The loss of manufacturing employment at Siemens is particularly significant given the capital-intensive, stable nature of such work. Manufacturing positions typically offer wages above county averages and provide multiplier effects throughout the local economy as workers purchase housing, vehicles, and services locally. The contraction of manufacturing employment—174 jobs lost to Siemens alone—accelerates the deindustrialization dynamic that has challenged similar-sized counties throughout the Midwest and South.

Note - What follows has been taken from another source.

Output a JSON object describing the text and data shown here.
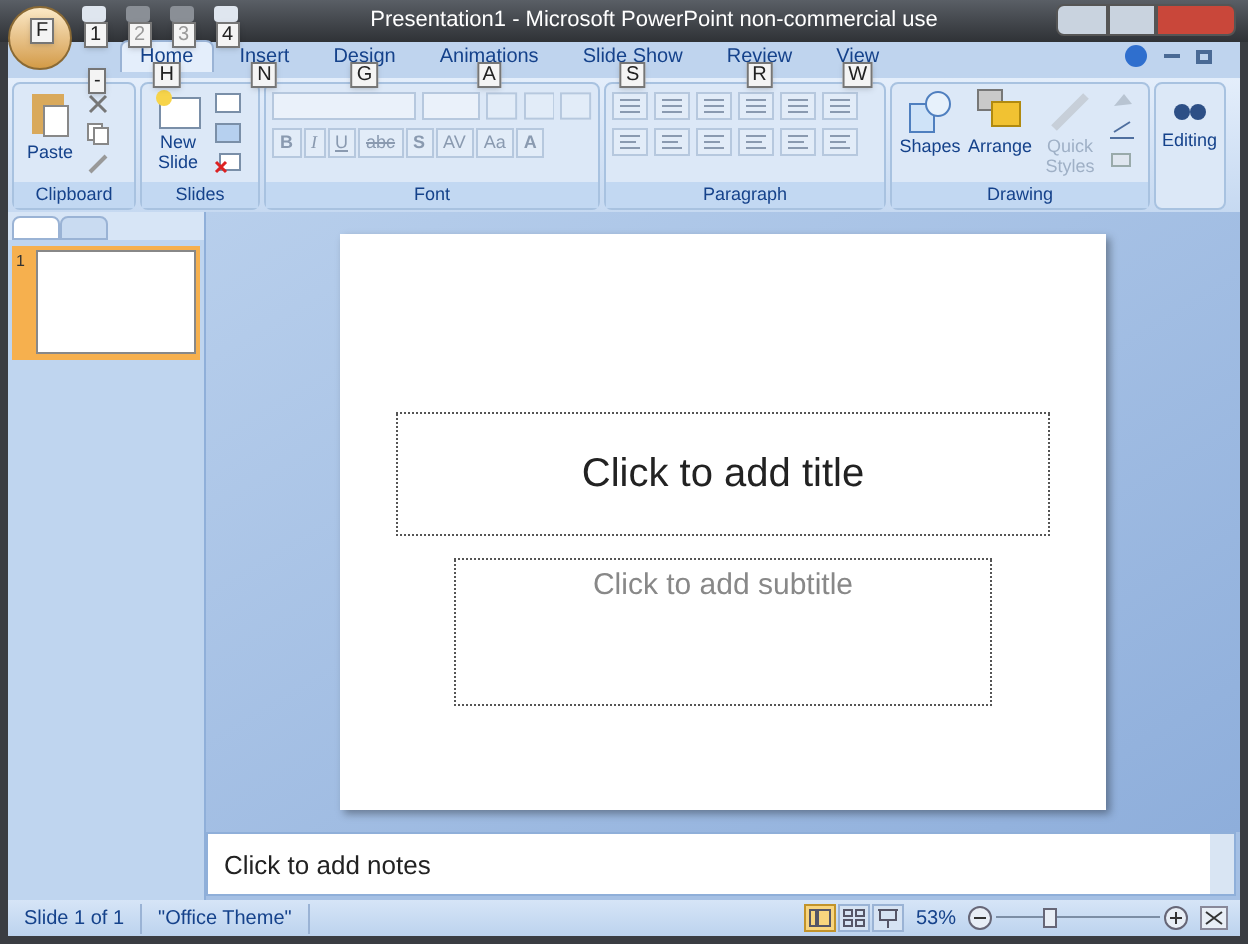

Administrative and contact center job losses similarly cascade through the local economy. The Walmart Claims Office reduction of 115 workers removes office-based employment that typically attracts educated workers and supports professional services, restaurants, and retail. Sitel's reduction of 100 contact center positions eliminates entry and mid-level positions that have historically provided on-ramps into the labor market for workers without four-year degrees.

Cumulatively, these reductions likely suppress tax revenues for Bartlesville and Washington County, reducing funding for schools, infrastructure, and municipal services. They also depress housing demand and retail activity, creating secondary employment pressures in construction, real estate, and commerce sectors.

H-1B Hiring and Structural Contradictions

While the provided H-1B petition data reveals that Oklahoma employers certified 11,525 H-1B petitions from 2,433 unique employers, the specific data does not identify Siemens, Walmart, Sitel, or Keeco among the top H-1B employers listed. Oklahoma's top H-1B petitioners—dominated by the University of Oklahoma system and large IT services firms like Accenture—operate outside Washington County's primary economic base.

The absence of Siemens or other manufacturing firms from the top H-1B employer list suggests that Washington County's layoff activity is not occurring alongside aggressive foreign worker recruitment in skilled technical roles. This distinction matters: it indicates that workforce reductions are driven by restructuring, automation, and operational consolidation rather than by workforce substitution with visa-sponsored foreign labor. Nevertheless, the broader Oklahoma reliance on H-1B hiring in software development and engineering suggests that the state's technology sector is expanding while Washington County's traditional employment base contracts—a sign of geographic divergence within the state economy.

Washington County's economic future depends on whether recent layoffs represent temporary cyclical adjustment or the leading edge of structural decline. Absent new investment in advanced manufacturing or technology-enabled services, the county faces sustained pressure on employment and tax bases.